The hampers were funded by Youth Link Scotland and created in partnership with Mental Health Aberdeen to ensure their contents were appropriate for the teens.
Parents have already been getting in touch with the community group to thank them for the support.
Mum Michelle Porter said: “These teenagers have had a terrible year missing out on so many things and the kindness of these workers is second to none.
“The advice and encouragement they give is awesome.
“I’ve one delighted girl tonight, that’s for sure.”
Mark Lovie said he was “overwhelmed with kindness and thoughtfulness” and Julie Roy added she was “absolutely blown away” by the scheme.
For more information about the community project, which helps young people in the Woodside area of Aberdeen, contact 01224 524928.
Meanwhile, new figures have indicated that 214 children and young people have been waiting over a year for vital mental health treatment in the NHS Highland region, as of December 2020. The figure from 12 months previously was just 34.
Shadow health secretary Donald Cameron has said that increasing mental health waiting times for children and young people in the Highlands could have serious implications for the welfare of those concerned.
Mr Cameron said: “We know that the lockdown restrictions have had a severe impact on some young people so it really is worrying that the numbers who are waiting for support and treatment have risen.
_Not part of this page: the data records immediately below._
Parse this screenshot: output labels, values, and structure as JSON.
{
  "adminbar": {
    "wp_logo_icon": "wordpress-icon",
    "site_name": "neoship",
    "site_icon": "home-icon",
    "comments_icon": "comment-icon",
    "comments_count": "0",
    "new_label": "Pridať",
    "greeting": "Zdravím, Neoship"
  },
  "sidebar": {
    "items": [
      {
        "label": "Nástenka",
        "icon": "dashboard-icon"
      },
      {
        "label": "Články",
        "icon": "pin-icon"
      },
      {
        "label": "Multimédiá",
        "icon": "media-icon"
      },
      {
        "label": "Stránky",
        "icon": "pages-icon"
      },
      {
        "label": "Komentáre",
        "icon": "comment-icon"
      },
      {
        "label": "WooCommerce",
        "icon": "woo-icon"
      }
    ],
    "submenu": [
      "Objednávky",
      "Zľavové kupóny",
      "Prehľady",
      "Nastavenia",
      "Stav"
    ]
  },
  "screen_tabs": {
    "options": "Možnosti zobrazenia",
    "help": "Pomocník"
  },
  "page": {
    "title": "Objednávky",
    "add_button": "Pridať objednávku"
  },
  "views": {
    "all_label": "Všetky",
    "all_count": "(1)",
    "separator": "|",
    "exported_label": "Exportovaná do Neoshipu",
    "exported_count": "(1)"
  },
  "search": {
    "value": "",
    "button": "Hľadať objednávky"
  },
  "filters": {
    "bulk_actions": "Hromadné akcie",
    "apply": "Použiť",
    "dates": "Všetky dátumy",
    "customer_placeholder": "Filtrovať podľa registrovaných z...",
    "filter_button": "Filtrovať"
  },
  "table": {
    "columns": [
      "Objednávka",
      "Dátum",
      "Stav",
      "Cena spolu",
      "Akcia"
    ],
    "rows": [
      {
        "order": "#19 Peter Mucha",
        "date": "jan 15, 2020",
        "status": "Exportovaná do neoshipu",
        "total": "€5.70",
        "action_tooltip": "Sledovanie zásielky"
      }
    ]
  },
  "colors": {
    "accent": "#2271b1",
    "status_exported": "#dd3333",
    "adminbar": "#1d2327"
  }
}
“I want to see evidence that ministers in Holyrood recognise the gravity of this and outline how they will support health boards, charities and support organisations in tacking mental health waiting times and drive down these figures.
“Nothing is more important than supporting our young people, many of whom will be worrying about their education and their future prospects.
“We must do everything we can to ensure than no young person is overlooked and left feeling despondent or desperate.”